しかし、作業Aが完了しないとBが開始できないため、作業Bの着手日が後ろにずれ込み、全体の作業完了日が遅くなります。
Task Aだけを見ると効率的なようですが、全体でみると遅延につながることがわかります。
後工程を踏まえると作業Aで大切なことは「最短ですべての作業を終えること」ではなく、「1週間ごとに最低限のノルマを毎週達成すること」になるわけです。
Grasshopper vs 人海戦術
さて、複雑なファサードでは上述の作業Aとして製作用の単品図(バラ図)の作図が出てきます。
作業Bとして工場での製作、作業Cとして現場での取り付けを想定してください。
1000枚のパネルを製造・取り付けするという仮想の工事について工程を計画しましょう。
2021/12/03(金)までに取り付けを完了しないといけないとします。
- 工場の生産キャパシティが400枚/週
- 作業員を手配して毎週350枚程度の取り付け
というところまで段取りができていると、
お尻からの逆追いで11/05には最初のロットの製品図ができていないといけないことがわかります。
取付と製造のキャパシティが変わらない限り出図の一回目の日付は変えられません。
このあたりの工程が見えてきたところで、私たちの参加するプロジェクトでしばしば現れるのが「人海戦術での作図と何らかのプログラムを用いた作図の機械化のどちらが効率的か?」という議論です。
人海戦術は出図枚数に対して線形的に人日が必要になります。
原理的には1枚にかかる時間を1000倍すれば1000枚作図する時間です。
一方で、Grasshopperなりを使う場合、最初に仕組みを作るときにテストケースにする200枚程度にかかる時間が一番長く、その後はバグ取りをしつつ機械化された効率的な作図ができます。
もし、最初の出図までに十分な準備時間が取れれば、GHを利用して一気に1000枚を書き上げてしまった方が作図は効率的です。
しかし、もし作図作業の着手日が2021/11/01で、GH作成に1週間~2週間かかりそうだとすると、GHに賭けるのは危険です。
もしGHを作成するのに1週間以上かけてしまえば、1000枚の図面ができたとしても製造と取り付けが間に合わないからです。Task Aに局所最適で全体としては遅延するケースになってしまうわけです。

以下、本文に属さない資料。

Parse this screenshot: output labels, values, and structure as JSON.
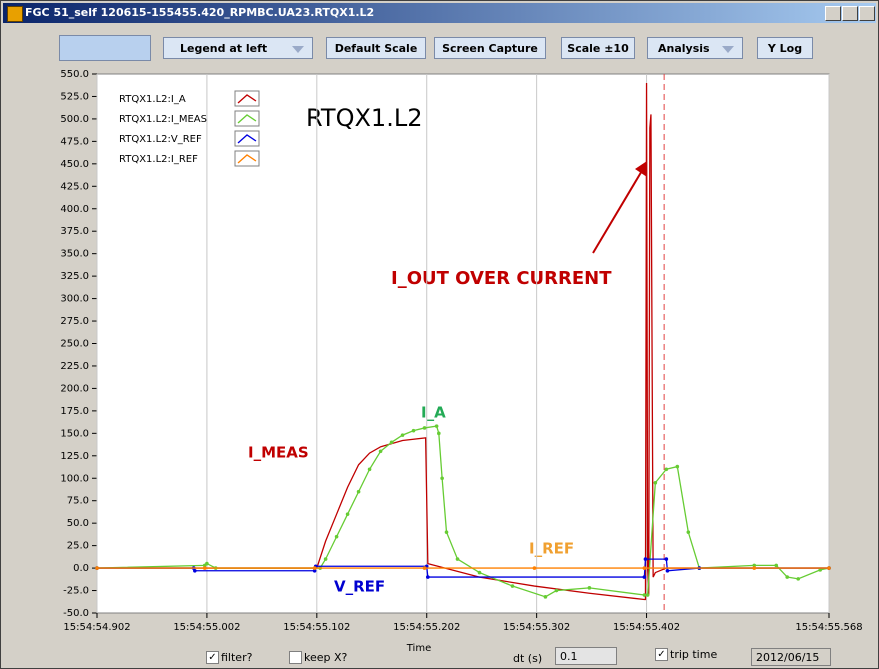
{
  "window": {
    "title": "FGC 51_self 120615-155455.420_RPMBC.UA23.RTQX1.L2"
  },
  "toolbar": {
    "buttons": [
      "Legend at left",
      "Default Scale",
      "Screen Capture",
      "Scale ±10",
      "Analysis",
      "Y Log"
    ]
  },
  "chart_data": {
    "type": "line",
    "title": "RTQX1.L2",
    "x_label": "Time",
    "xlim": [
      54.902,
      55.568
    ],
    "xticks": [
      {
        "value": 54.902,
        "label": "15:54:54.902"
      },
      {
        "value": 55.002,
        "label": "15:54:55.002"
      },
      {
        "value": 55.102,
        "label": "15:54:55.102"
      },
      {
        "value": 55.202,
        "label": "15:54:55.202"
      },
      {
        "value": 55.302,
        "label": "15:54:55.302"
      },
      {
        "value": 55.402,
        "label": "15:54:55.402"
      },
      {
        "value": 55.568,
        "label": "15:54:55.568"
      }
    ],
    "ylim": [
      -50,
      550
    ],
    "yticks": [
      {
        "value": 550,
        "label": "550.0"
      },
      {
        "value": 525,
        "label": "525.0"
      },
      {
        "value": 500,
        "label": "500.0"
      },
      {
        "value": 475,
        "label": "475.0"
      },
      {
        "value": 450,
        "label": "450.0"
      },
      {
        "value": 425,
        "label": "425.0"
      },
      {
        "value": 400,
        "label": "400.0"
      },
      {
        "value": 375,
        "label": "375.0"
      },
      {
        "value": 350,
        "label": "350.0"
      },
      {
        "value": 325,
        "label": "325.0"
      },
      {
        "value": 300,
        "label": "300.0"
      },
      {
        "value": 275,
        "label": "275.0"
      },
      {
        "value": 250,
        "label": "250.0"
      },
      {
        "value": 225,
        "label": "225.0"
      },
      {
        "value": 200,
        "label": "200.0"
      },
      {
        "value": 175,
        "label": "175.0"
      },
      {
        "value": 150,
        "label": "150.0"
      },
      {
        "value": 125,
        "label": "125.0"
      },
      {
        "value": 100,
        "label": "100.0"
      },
      {
        "value": 75,
        "label": "75.0"
      },
      {
        "value": 50,
        "label": "50.0"
      },
      {
        "value": 25,
        "label": "25.0"
      },
      {
        "value": 0,
        "label": "0.0"
      },
      {
        "value": -25,
        "label": "-25.0"
      },
      {
        "value": -50,
        "label": "-50.0"
      }
    ],
    "grid": true,
    "legend": "top-left",
    "trip_marker_x": 55.418,
    "series": [
      {
        "name": "RTQX1.L2:I_A",
        "color": "#c00000",
        "dots": false,
        "x": [
          54.902,
          55.102,
          55.11,
          55.12,
          55.13,
          55.14,
          55.15,
          55.16,
          55.18,
          55.201,
          55.203,
          55.25,
          55.3,
          55.35,
          55.4,
          55.401,
          55.402,
          55.403,
          55.404,
          55.405,
          55.406,
          55.408,
          55.41,
          55.42,
          55.45,
          55.568
        ],
        "values": [
          0,
          0,
          30,
          60,
          90,
          115,
          128,
          135,
          142,
          145,
          5,
          -10,
          -20,
          -28,
          -35,
          -35,
          540,
          0,
          -30,
          490,
          505,
          -10,
          -5,
          0,
          0,
          0
        ]
      },
      {
        "name": "RTQX1.L2:I_MEAS",
        "color": "#66cc33",
        "dots": true,
        "x": [
          54.902,
          55.0,
          55.002,
          55.01,
          55.105,
          55.11,
          55.12,
          55.13,
          55.14,
          55.15,
          55.16,
          55.17,
          55.18,
          55.19,
          55.2,
          55.211,
          55.213,
          55.216,
          55.22,
          55.23,
          55.25,
          55.28,
          55.31,
          55.32,
          55.35,
          55.4,
          55.403,
          55.41,
          55.42,
          55.43,
          55.44,
          55.45,
          55.5,
          55.52,
          55.53,
          55.54,
          55.56,
          55.568
        ],
        "values": [
          0,
          3,
          5,
          0,
          0,
          10,
          35,
          60,
          85,
          110,
          130,
          140,
          148,
          153,
          156,
          158,
          150,
          100,
          40,
          10,
          -5,
          -20,
          -32,
          -25,
          -22,
          -30,
          -30,
          95,
          110,
          113,
          40,
          0,
          3,
          3,
          -10,
          -12,
          -2,
          0
        ]
      },
      {
        "name": "RTQX1.L2:V_REF",
        "color": "#0000e0",
        "dots": true,
        "x": [
          54.902,
          54.99,
          54.991,
          55.1,
          55.101,
          55.202,
          55.203,
          55.4,
          55.401,
          55.42,
          55.421,
          55.45,
          55.568
        ],
        "values": [
          0,
          0,
          -3,
          -3,
          2,
          2,
          -10,
          -10,
          10,
          10,
          -3,
          0,
          0
        ]
      },
      {
        "name": "RTQX1.L2:I_REF",
        "color": "#ff8000",
        "dots": true,
        "x": [
          54.902,
          55.0,
          55.1,
          55.2,
          55.3,
          55.4,
          55.5,
          55.568
        ],
        "values": [
          0,
          0,
          0,
          0,
          0,
          0,
          0,
          0
        ]
      }
    ],
    "annotations": [
      "I_OUT OVER CURRENT",
      "I_MEAS",
      "I_A",
      "I_REF",
      "V_REF"
    ]
  },
  "controls": {
    "filter": {
      "label": "filter?",
      "checked": true
    },
    "keep_x": {
      "label": "keep X?",
      "checked": false
    },
    "dt_label": "dt (s)",
    "dt_value": "0.1",
    "trip_time": {
      "label": "trip time",
      "checked": true
    },
    "date": "2012/06/15"
  }
}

往々にして、タクトと対応するような形でファストトラックを採用されていて、バラ図を描くべき対象の最終形状が決まるのがギリギリということがしばしばあります。ちょっと長めにGHを作る時間をくださいと言えない状況に追い込まれています。
こうしてみると、効率は悪くとも確実に何か出せる人海戦術で最初の出図を確実に確保しておいた方が良いと言えます。
実際にありがちな工程
往々にして人海戦術で作図しようとしても、そう簡単にオペレータが集まらなかったりという別の問題が発生し、期待される物量をそもそも人海戦術では確保できなかったりします(大変だ)。
実際のプロジェクトでは、人海戦術で首の皮一枚つなぎとめたところで作図の機械化に成功して、なんとか着地するという冷や汗な展開が起きたりするわけです。
理想(これからの展望)
パラメトリックモデリングを利用した作図の自動化は数量的な拡張性が高いので、プロジェクトサイズが大きいほどメリットが出ます。

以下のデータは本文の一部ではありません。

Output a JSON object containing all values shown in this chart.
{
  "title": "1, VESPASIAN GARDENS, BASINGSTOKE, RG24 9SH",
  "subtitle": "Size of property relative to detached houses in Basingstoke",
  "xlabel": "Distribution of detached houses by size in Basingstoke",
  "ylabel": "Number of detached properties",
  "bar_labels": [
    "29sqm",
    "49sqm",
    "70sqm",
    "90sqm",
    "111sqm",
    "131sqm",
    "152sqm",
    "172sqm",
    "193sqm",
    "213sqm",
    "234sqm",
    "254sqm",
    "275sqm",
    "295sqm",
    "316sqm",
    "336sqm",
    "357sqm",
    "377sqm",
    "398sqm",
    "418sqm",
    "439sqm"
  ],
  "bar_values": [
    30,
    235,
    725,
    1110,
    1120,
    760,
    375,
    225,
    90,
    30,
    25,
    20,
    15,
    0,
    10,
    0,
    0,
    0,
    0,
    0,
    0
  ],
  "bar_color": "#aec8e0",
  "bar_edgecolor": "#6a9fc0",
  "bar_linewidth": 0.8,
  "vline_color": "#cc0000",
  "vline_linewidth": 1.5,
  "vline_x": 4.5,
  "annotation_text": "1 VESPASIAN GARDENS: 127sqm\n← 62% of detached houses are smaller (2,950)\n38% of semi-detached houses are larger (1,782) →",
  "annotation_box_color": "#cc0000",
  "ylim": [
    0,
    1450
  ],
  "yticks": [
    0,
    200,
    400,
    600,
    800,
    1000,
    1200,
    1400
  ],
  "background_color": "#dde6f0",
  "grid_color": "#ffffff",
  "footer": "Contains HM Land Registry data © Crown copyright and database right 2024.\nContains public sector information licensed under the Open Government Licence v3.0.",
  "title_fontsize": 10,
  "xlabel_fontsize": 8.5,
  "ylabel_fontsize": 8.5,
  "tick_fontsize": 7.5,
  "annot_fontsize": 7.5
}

プロジェクト全体を俯瞰してリードタイムをコントロールしたり、与件整理を的確に行うことで、綱渡りをせずに、工程を守りつつ効率的な作業ができるのが理想です。
また、製造タクトに合わせず、まとめて作図することでロットが大きくなり設計の標準化・規格化も容易になります。
規格化のことは以前の記事でもちらっと触れましたが、また別記事で具体的な手法や複合的なメリットに触れてみたいと思います。